Wartime "forces sweetheart" Dame Vera Lynn has branded the "endless" legal wrangling over payments to veterans of the first Gulf War a scandal.

 Gulf War
Some veterans say their illnesses
 were derived from the 1990-91 conflict

Dame Vera and ex-Formula One champion Sir Jackie Stewart have written to Chancellor Gordon Brown accusing the Ministry of Defence of "haggling".

About 6,000 veterans say they are suffering from illnesses they claim derive from the 1990-91 conflict.

The Treasury said it has not received the letter and cannot comment.

'Honourable closure'

In their letter, Dame Vera and Sir Jackie say that the US Government readily acknowledges "a causal link between the conflict and the illnesses".

"But here, our veterans who fought shoulder to shoulder with US troops in liberating Kuwait have been subjected to endless and expensive legal haggling in courts and tribunals," the pair write.

"Moreover the Ministry of Defence refuses even to tell parliamentarians how much it has spent on legal costs, met by taxpayers".
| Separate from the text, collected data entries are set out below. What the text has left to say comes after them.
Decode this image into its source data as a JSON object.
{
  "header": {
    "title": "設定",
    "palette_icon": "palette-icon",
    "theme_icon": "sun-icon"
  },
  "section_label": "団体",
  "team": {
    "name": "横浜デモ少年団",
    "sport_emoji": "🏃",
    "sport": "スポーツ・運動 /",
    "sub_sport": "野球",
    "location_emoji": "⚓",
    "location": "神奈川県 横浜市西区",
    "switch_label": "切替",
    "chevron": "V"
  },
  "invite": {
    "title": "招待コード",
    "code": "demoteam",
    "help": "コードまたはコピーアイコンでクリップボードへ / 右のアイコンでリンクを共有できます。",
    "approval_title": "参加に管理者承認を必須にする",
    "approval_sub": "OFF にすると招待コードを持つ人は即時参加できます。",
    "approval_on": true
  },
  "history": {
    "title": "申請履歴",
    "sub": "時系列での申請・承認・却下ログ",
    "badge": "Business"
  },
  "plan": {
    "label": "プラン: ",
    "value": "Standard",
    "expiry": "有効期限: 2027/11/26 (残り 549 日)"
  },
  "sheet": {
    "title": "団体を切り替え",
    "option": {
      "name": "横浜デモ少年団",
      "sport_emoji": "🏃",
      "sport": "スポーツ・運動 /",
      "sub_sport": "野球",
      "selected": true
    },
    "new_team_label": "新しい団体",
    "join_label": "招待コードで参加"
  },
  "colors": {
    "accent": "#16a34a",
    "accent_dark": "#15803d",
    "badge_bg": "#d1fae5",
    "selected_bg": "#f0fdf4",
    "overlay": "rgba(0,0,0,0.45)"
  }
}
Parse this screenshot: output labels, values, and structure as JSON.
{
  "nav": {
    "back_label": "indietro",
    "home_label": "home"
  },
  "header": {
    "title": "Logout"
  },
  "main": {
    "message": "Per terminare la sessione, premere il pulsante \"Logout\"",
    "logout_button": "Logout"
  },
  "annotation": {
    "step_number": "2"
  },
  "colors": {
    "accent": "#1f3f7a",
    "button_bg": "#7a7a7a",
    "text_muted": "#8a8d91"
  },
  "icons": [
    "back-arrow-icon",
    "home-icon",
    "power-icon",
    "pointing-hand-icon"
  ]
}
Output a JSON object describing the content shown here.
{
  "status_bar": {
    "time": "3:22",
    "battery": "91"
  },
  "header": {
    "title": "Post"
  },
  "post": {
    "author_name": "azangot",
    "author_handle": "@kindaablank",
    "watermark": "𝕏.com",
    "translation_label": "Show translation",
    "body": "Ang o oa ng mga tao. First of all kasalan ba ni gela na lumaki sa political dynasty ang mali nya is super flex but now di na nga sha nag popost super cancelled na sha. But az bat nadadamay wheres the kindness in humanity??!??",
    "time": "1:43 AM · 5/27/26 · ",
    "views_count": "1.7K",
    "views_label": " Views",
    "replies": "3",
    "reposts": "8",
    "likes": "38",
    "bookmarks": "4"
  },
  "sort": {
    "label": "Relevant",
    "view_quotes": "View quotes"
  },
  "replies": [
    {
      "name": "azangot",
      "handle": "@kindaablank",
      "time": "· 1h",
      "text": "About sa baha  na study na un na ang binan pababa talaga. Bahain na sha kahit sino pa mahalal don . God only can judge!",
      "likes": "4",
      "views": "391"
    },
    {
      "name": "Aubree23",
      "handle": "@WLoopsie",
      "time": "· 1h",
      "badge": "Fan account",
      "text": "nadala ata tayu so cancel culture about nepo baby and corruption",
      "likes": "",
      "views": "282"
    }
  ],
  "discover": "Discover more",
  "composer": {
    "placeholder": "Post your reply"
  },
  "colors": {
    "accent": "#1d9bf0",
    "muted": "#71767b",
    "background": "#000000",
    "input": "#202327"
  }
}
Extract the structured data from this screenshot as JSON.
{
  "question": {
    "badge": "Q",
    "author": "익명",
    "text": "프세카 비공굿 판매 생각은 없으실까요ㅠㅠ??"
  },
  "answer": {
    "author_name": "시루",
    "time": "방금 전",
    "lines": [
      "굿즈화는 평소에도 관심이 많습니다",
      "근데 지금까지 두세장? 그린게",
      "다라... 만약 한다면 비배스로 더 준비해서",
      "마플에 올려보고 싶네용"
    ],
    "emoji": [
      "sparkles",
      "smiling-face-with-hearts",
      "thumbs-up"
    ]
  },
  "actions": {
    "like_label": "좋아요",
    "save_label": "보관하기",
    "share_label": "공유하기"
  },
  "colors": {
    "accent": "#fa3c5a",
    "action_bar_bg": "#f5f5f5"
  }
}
They have called on Mr Brown to intervene personally "to bring this appalling state of affairs to an honourable closure".

Labour peer, Lord Morris of Manchester, the former minister for the disabled who, along with the Royal British Legion, supports this latest action; has called for the government to make ex-gratia payments to suffering veterans in settlement of the claims.

Lord Morris said: "US Gulf veterans say 'a nation that can't afford to act justly towards its veterans can't afford to go to war'".